Regulatory flexibility has also been used to expand supply. The Environmental Protection Agency (EPA),  in consultation with the U.S. Department of Energy and in accordance with the Clean Air Act, has issued waivers allowing a broader range of gasoline blends, including E15, to be sold during periods when they would typically be restricted. In addition, adjustments to fuel specifications, such as Reid Vapor Pressure (RVP) limits, reduce the need for highly specialized blends. These changes help simplify the system, allowing fuel to move more freely across regions and increasing the total pool of available product.

At the consumer level, fuel tax relief has provided more immediate support. Georgia has temporarily suspended gasoline and diesel taxes, while several other states are considering similar measures. This directly lowers the cost per gallon at the pump, offering short-term relief.

  • Georgia has implemented a 60-day suspension of gasoline and diesel taxes following the start of the war, becoming the first state to act in response to the latest price increases. The suspension runs until May 18th and temporarily eliminates the state’s $0.333 per gallon tax on regular gas and $0.373 per gallon tax on diesel.
  • Connecticut Governor Ned Lamont is pushing to suspend the state’s gasoline tax to provide relief from rising fuel prices. Although proposed, the holiday has faced legislative hurdles and has not yet been finalized.

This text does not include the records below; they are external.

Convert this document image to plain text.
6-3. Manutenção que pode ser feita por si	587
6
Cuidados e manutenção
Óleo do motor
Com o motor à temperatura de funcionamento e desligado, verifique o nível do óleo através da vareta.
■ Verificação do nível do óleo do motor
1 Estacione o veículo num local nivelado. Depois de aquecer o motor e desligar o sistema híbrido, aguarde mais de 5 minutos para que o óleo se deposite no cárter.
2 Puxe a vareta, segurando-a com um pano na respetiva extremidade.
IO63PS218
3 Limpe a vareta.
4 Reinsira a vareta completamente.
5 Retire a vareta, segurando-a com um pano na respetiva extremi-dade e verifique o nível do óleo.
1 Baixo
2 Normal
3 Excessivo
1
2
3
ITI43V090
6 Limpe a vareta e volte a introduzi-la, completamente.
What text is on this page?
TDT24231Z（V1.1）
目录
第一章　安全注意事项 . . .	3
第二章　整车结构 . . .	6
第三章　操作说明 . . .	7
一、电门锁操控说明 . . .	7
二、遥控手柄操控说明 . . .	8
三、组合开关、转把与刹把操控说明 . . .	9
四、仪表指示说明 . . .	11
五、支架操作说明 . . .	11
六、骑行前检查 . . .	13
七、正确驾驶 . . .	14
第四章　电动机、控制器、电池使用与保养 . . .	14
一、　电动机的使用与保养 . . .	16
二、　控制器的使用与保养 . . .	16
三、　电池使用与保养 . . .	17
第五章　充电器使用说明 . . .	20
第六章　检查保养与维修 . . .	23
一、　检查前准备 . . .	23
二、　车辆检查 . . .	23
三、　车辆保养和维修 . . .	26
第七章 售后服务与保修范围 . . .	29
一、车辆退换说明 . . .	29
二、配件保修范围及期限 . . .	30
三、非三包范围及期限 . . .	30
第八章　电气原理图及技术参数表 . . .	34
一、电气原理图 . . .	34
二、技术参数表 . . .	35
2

  • New York lawmakers are pushing for a partial suspension of fuel. While the state implemented a broad tax holiday in 2022, proposals for 2026 are more targeted. For example, one proposal in Rockland County would remove the local sales tax on gasoline priced above $3 per gallon from June 2026 through March 2027.
  • Maryland is also seeking a pause in the state’s gas tax.
  • Florida lawmakers are calling for a temporary tax suspension – aimed at lowering pump prices during peak periods.